As the tutorial was open to all attendees of the conference, ca. 80-100 people were in attendance. During the rest of the conference data management was discussed informally with various people - from the UK and abroad.

In general, people seemed to accept data publication as a good thing although some researchers felt that it was giving away the opportunity for follow-on research. The difference between supporting data for publications, intermediate results and primary datasets should probably be incorporated in the training materials - probably around a discussion of "what is research data ?".
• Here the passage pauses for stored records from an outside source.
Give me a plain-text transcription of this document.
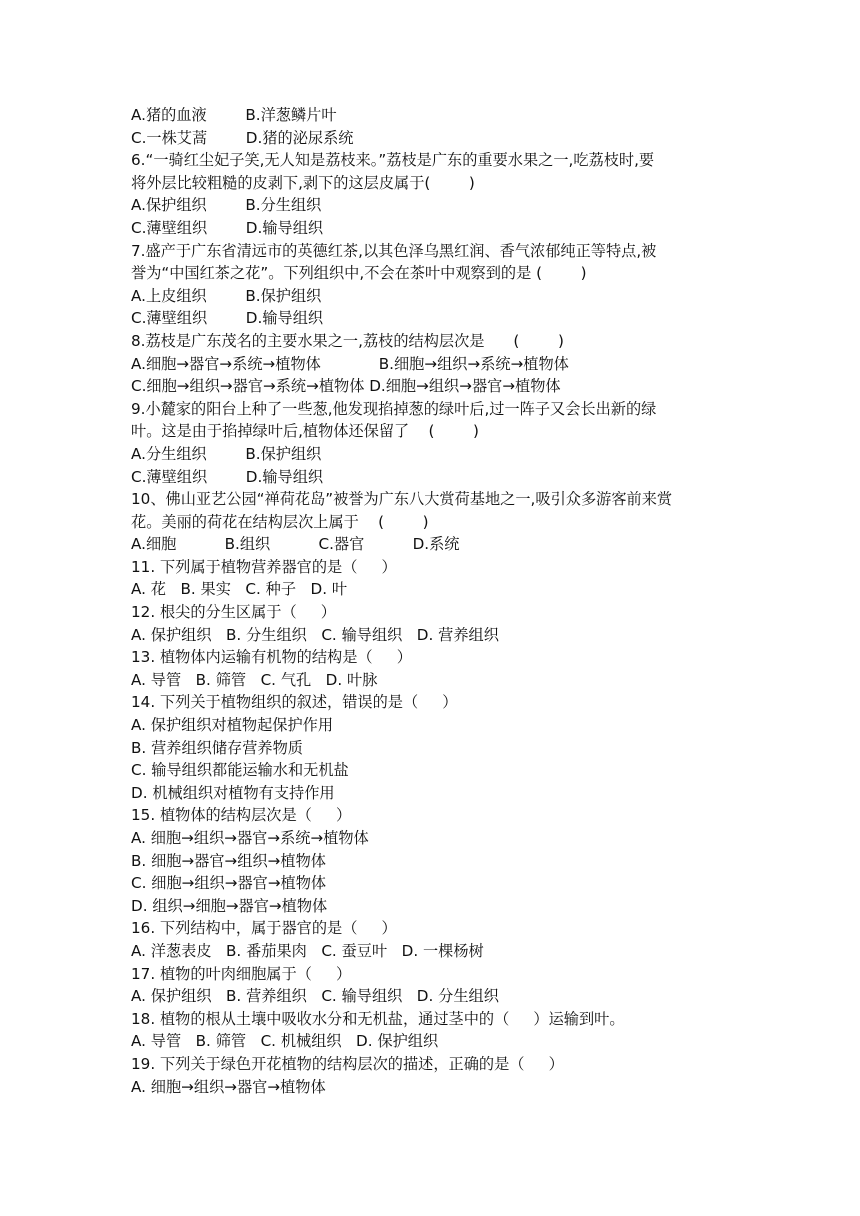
A.猪的血液        B.洋葱鳞片叶
C.一株艾蒿        D.猪的泌尿系统
6.“一骑红尘妃子笑,无人知是荔枝来。”荔枝是广东的重要水果之一,吃荔枝时,要
将外层比较粗糙的皮剥下,剥下的这层皮属于(        )
A.保护组织        B.分生组织
C.薄壁组织        D.输导组织
7.盛产于广东省清远市的英德红茶,以其色泽乌黑红润、香气浓郁纯正等特点,被
誉为“中国红茶之花”。下列组织中,不会在茶叶中观察到的是 (        )
A.上皮组织        B.保护组织
C.薄壁组织        D.输导组织
8.荔枝是广东茂名的主要水果之一,荔枝的结构层次是      (        )
A.细胞→器官→系统→植物体            B.细胞→组织→系统→植物体
C.细胞→组织→器官→系统→植物体 D.细胞→组织→器官→植物体
9.小麓家的阳台上种了一些葱,他发现掐掉葱的绿叶后,过一阵子又会长出新的绿
叶。这是由于掐掉绿叶后,植物体还保留了    (        )
A.分生组织        B.保护组织
C.薄壁组织        D.输导组织
10、佛山亚艺公园“禅荷花岛”被誉为广东八大赏荷基地之一,吸引众多游客前来赏
花。美丽的荷花在结构层次上属于    (        )
A.细胞          B.组织          C.器官          D.系统
11. 下列属于植物营养器官的是（     ）
A. 花   B. 果实   C. 种子   D. 叶
12. 根尖的分生区属于（     ）
A. 保护组织   B. 分生组织   C. 输导组织   D. 营养组织
13. 植物体内运输有机物的结构是（     ）
A. 导管   B. 筛管   C. 气孔   D. 叶脉
14. 下列关于植物组织的叙述，错误的是（     ）
A. 保护组织对植物起保护作用
B. 营养组织储存营养物质
C. 输导组织都能运输水和无机盐
D. 机械组织对植物有支持作用
15. 植物体的结构层次是（     ）
A. 细胞→组织→器官→系统→植物体
B. 细胞→器官→组织→植物体
C. 细胞→组织→器官→植物体
D. 组织→细胞→器官→植物体
16. 下列结构中，属于器官的是（     ）
A. 洋葱表皮   B. 番茄果肉   C. 蚕豆叶   D. 一棵杨树
17. 植物的叶肉细胞属于（     ）
A. 保护组织   B. 营养组织   C. 输导组织   D. 分生组织
18. 植物的根从土壤中吸收水分和无机盐，通过茎中的（     ）运输到叶。
A. 导管   B. 筛管   C. 机械组织   D. 保护组织
19. 下列关于绿色开花植物的结构层次的描述，正确的是（     ）
A. 细胞→组织→器官→植物体
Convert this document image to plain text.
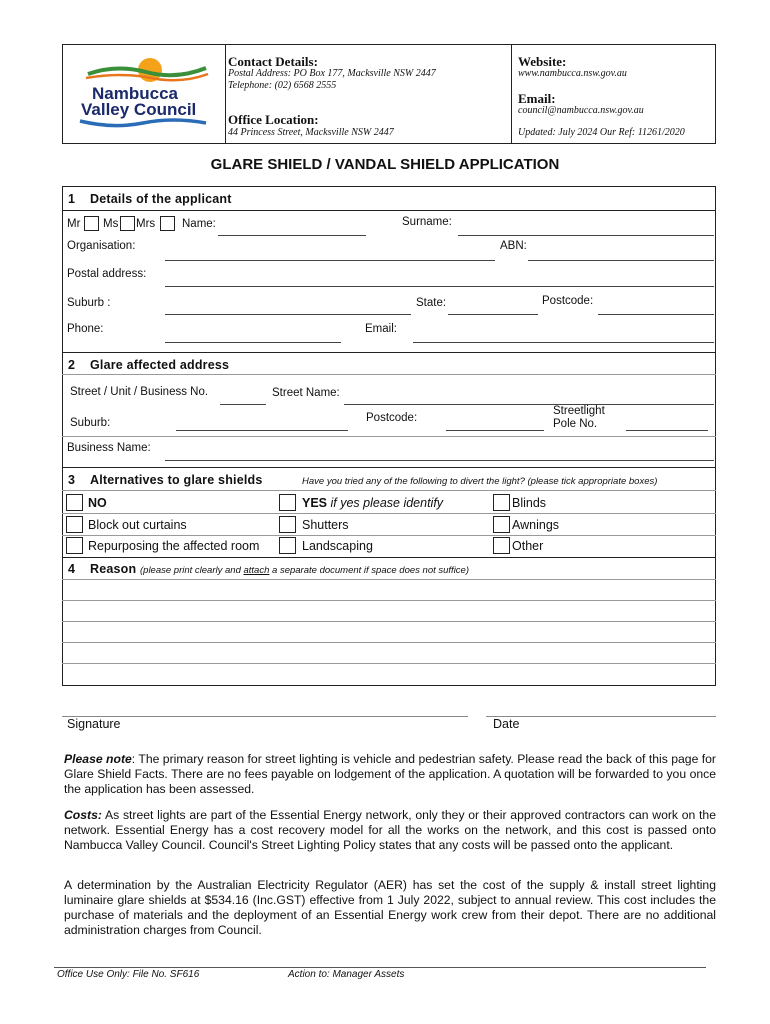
Nambucca
Valley Council
Contact Details:
Postal Address: PO Box 177, Macksville NSW 2447
Telephone: (02) 6568 2555
Office Location:
44 Princess Street, Macksville NSW 2447
Website:
www.nambucca.nsw.gov.au
Email:
council@nambucca.nsw.gov.au
Updated: July 2024 Our Ref: 11261/2020
GLARE SHIELD / VANDAL SHIELD APPLICATION
1 Details of the applicant
Mr Ms Mrs Name:	Surname:
Organisation:	ABN:
Postal address:
Suburb :	State:	Postcode:
Phone:	Email:
2 Glare affected address
Street / Unit / Business No.	Street Name:
Suburb:	Postcode:
Streetlight
Pole No.
Business Name:
3 Alternatives to glare shields	Have you tried any of the following to divert the light? (please tick appropriate boxes)
NO	YES if yes please identify	Blinds
Block out curtains	Shutters	Awnings
Repurposing the affected room	Landscaping	Other
4 Reason (please print clearly and attach a separate document if space does not suffice)
Signature	Date
Please note: The primary reason for street lighting is vehicle and pedestrian safety. Please read the back of this page for Glare Shield Facts. There are no fees payable on lodgement of the application. A quotation will be forwarded to you once the application has been assessed.
Costs: As street lights are part of the Essential Energy network, only they or their approved contractors can work on the network. Essential Energy has a cost recovery model for all the works on the network, and this cost is passed onto Nambucca Valley Council. Council's Street Lighting Policy states that any costs will be passed onto the applicant.
A determination by the Australian Electricity Regulator (AER) has set the cost of the supply & install street lighting luminaire glare shields at $534.16 (Inc.GST) effective from 1 July 2022, subject to annual review. This cost includes the purchase of materials and the deployment of an Essential Energy work crew from their depot. There are no additional administration charges from Council.
Office Use Only: File No. SF616	Action to: Manager Assets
Other researchers that had felt as though the session would be irrelevant to their needs were surprised to find that we presented possible solutions to their research data management problems - e.g. the idea of setting up a relatively light-weight research group specific repository rather than an entire institutional data management infrastructure.

The "why not back up to DropBox ?" question came up. My gut feeling is that institutional backups are better for both the researcher and the institution, but it's a question I need to look into in more detail. Overall, it felt that in order to present data management to this group of researchers, more evidence of the value of data management would have helped - I now need to find some of that evidence.

I hope to incorporate points raised at DAFx in the tutorial for ISMIR at the start of October, and will use them to update the online materials for SoDaMaT.

Slides and handouts from the tutorial are available from the Sound Software web-site.